Obviously one of my more philosophical days today. Put this down to the weather, today being cloudy with a feeling of thunder in the air, this always makes me feel gloomy. Yesterday was another gorgeous day, slightly cooler in the breeze. My Beloved and I took a bottle of chilled Chardonnay into the garden and sat and drank it between us, ending up full of giggles (as we do after a drink with no food inside us). We decided to leave our bodies to science (true), and if we are eventually handed back to the family in pieces we wish them to be put together and buried, our tombstone with the inscription: 'Bits R Us".
Suppose my mind should return to the present and should concentrate on food. Still have plenty to do for the Jubilee weekend, and have to fit it in between bouts of aching back - which isn't getting any easier. Possibly the hot weather doesn't help, as I find it hard to stay cool at night and so toss and turn, and when this happens it makes my back worse. Still, as B says "there are millions in the world who are far worse off than we are, many crippled, blind, dying from starvation" and have to always keep this in mind when beginning to feel sorry for myself. It could always be a lot worse and I should be grateful for what I have, not continually (as I seem ot be prone to do lately) gripe about it.
Anyway, food is what this site is (or should be) all about, so let's get on with today's suggestions. l A recipe for a vegetable curry comes first, vegetables only because cheaper than making it with meat, and also curry is one of those temperature-hot dishes that make good eating during the very warm weather we are having at the moment.
The vegetables can be varied (include butternut squash if you wish), but am keeping it fairly simple using a few vegetables that (hopefully) we all have. As there are not too many spices, would probably make this dish as given, if there were a lot more spices (as can often happen) I'd be more inclined to omit all these and use a jar of curry sauce. Cook's choice.
Potato and Cauliflower Curry: serves 4
2 tblsp sunflower oil
1 large onion, chopped
chunk of fresh root ginger, peeled and grated
1 - 3 garlic cloves (or to taste) crushed
half tsp turmeric
1 tsp ground cumin
1 tsp ground curry powder (or paste) - or to taste
8 oz (225g) canned (or fresh) chopped tomatoes
good pinch sugar
1 cauliflower, divided into florets
2 potatoes, cut into chunks
squeeze of lemon juice
Heat the oil in a pan and fry the onion over medium heat until softened, then stir in the ginger, garlic, turmeric, cumin and curry powder/paste. Cook for a further minute then add the tomatoes and sugar, then the cauliflower and potatoes. Cover and reduce heat and simmer gently for about half an hour (giving a stir occasionally) for half an hour or until the veggies are tender. When ready, add lemon juice. Serve with either rice or naan bread, and a side dish of raita.

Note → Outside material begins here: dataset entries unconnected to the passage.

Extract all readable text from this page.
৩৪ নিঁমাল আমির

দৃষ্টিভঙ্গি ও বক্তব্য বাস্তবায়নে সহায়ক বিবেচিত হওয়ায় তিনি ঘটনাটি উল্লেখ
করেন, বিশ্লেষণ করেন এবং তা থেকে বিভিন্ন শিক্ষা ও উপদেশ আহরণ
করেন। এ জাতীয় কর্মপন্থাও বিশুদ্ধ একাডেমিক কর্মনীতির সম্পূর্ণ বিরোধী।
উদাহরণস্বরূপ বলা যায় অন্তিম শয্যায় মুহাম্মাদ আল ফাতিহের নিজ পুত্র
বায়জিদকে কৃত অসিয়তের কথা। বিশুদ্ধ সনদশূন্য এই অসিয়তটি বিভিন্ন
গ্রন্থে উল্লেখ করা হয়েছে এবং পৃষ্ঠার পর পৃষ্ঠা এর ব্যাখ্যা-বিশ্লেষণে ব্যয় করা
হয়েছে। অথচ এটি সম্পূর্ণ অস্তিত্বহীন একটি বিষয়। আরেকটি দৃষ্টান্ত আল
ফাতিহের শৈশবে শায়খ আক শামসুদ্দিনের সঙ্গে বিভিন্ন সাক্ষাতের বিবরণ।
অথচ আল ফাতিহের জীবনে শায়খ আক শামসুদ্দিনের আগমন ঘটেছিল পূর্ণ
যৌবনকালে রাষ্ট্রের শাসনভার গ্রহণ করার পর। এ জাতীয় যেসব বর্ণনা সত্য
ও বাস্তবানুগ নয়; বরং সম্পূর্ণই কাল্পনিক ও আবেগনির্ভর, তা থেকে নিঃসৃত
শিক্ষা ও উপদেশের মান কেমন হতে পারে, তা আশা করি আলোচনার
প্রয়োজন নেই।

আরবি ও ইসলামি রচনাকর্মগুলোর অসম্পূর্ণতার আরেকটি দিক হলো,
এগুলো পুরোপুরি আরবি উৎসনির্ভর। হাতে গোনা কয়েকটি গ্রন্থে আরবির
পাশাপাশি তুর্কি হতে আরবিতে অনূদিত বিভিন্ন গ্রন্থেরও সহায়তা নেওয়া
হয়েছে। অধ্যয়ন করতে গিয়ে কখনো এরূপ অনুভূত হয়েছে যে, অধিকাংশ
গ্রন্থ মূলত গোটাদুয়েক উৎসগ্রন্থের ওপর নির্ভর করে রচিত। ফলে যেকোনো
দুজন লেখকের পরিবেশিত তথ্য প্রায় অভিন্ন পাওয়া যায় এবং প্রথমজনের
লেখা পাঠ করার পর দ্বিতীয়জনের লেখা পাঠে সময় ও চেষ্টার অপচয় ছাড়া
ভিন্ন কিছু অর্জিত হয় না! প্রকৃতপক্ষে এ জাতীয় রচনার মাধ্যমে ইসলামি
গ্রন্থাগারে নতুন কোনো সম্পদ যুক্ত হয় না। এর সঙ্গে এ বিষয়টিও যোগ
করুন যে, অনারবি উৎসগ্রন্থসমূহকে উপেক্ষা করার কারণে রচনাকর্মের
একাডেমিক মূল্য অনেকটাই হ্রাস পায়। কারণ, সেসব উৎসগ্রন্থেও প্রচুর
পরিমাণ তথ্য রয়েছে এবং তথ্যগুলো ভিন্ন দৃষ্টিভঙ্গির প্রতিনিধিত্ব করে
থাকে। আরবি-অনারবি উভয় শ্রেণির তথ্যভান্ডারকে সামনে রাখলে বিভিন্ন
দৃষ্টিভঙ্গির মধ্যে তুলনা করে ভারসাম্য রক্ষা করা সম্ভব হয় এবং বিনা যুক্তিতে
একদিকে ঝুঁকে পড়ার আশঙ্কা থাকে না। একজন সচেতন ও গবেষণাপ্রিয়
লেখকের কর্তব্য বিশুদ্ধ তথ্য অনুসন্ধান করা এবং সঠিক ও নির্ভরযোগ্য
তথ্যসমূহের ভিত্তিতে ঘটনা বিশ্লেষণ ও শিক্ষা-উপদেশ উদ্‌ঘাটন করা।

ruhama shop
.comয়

Next dish is a sort of 'spicy pie'. Not quite sure how to describe it - similar to a pork pie but without meat. Not a million miles away from a quiche - but without using eggs. A touch of the Spanish omelettes also comes also to mind. Perhaps this is true 'fusion food'. Who cares? It certainly tastes good and a good one to be eaten hot as a main meal (with salad?), and eaten at 'room temperature' is great for picnics or an al fresco buffet.
Bombay Pie: serves 6
1 lb 9 oz (700g) potatoes, sliced and cooked
1 lb (450g) sweet potatoes, sliced and cooked
1 onion, chopped
1 tblsp olive oil
1 tsp ground cumin
1 tsp curry powder
1 tsp ground coriander
1 - 2 cloves garlic, crushed
chunk fresh root ginger, grated
7 oz (200g) frozen peas
juice of 1 lemon
1 x 275g pack filo pastry
1 oz (25g) butter, melted
half tsp poppy seeds (opt)
After cooking the two types of potatoes, drain well and leave to steam-dry. Meanwhile, fry the onion in the oil until softened, then add the ground spices, garlic and ginger and fry for a further 2 minutes. Remove from heat and add the potatoes, peas and lemon juice, turning gently so everything is coated with the spices.
Halve the filo sheets and use two-thirds, laying one at a time (and brushing with butter) overlapping at angles to line a 9" (23cm) loose-based cake tin - allowing the pastry to overhang the rim (cover the unused pastry with a damp tea towel to prevent it drying out - which it can do almost instantly when exposed to air).
Spoon the spicy filling into the tin and cover with the remaining pastry (also in butter-brushed layers), then gather up the overhanging pastry and tuck back over to give a 'scrunchy' edge to the pie. Make a few slits in the top with a knife, brush with butter and sprinkle with poppy seeds (if using).
Bake for 40 - 50 minutes until golden brown. Serve cut into wedges, to be eaten hot, warm, or at room temperature.
Final recipe is a sort of hot tortilla 'sandwich (aka a quesadillas). Myself like this dish as it uses storecupboard ingredients and makes good use of those wonderful chicken scraps we pick from the carcase bones. Any oddments of hard cheese (grated) can also beused, and together they ingredients make a wonderfully tasty 'light lunch/supper' dish, good served with a crisp salad.
We could - I suppose - make our own tortillas and salsa - and I suggest (for economy) this is what we do, but otherwise take the easy route and buy these. Packs of tortillas have a reasonable shelf life (can also be frozen) so essentially this dish is 'storecupboard'. Salsa can be bought in small jars and - unopened - will have a long shelf life.
Chicken and Cheese Quesadillas: serves 2
4 tblsp tomato salsa (medium or hot)
2 large flour tortillas
1 x 220g can red kidney beans, drained and mashed
1 spring onion, chopped
2 oz (50g) cooked chicken, shredded (see above)
3 oz (75g) grated mature Cheddar cheese
fresh coriander leaves, chopped
oil (for brushing)
Spread the salsa over one side of each of the tortillas, then spread the beans on top of just one, followed by the onion, chicken and cheese. Top with the second tortilla, salsa side down, brushing the top with oil. Place in a pre-heated frying pan, oil side down, and fry for 4 minutes then carefully turn and cook the other side for 2 minutes until golden.
Slide onto a plate and cut into wedges to serve.
Another working day in the kitchen awaits me - between times I am continually sorting out papers and trying to keep control of all the 'clutter' that seems to come from nowhere.
Tomorrow is Norma the Hair day, so my blog will be published closer to noon (unless I get up mega-early and do it before she comes.
Thanks to Eileen for her comment. The info given is duly noted. No other comments arrived for me to reply to - so hope for a few more today. Not that I wish to be 'pushy', at this time of year we all have a lot more things to do than sit in front of a computer. Mindful of the 'recession' (now being called a 'double recession' as it is getting worse) hopefully those that are able will keep sowing and growing their own now that the weather has warmed up, for every seed sown (that grows) could save us a lot of pennies later this year. Not just pennies, POUNDS!
With that thought will leave you to get on with your own lives, and will be back having my usual 'chat' again tomorrow. See you then.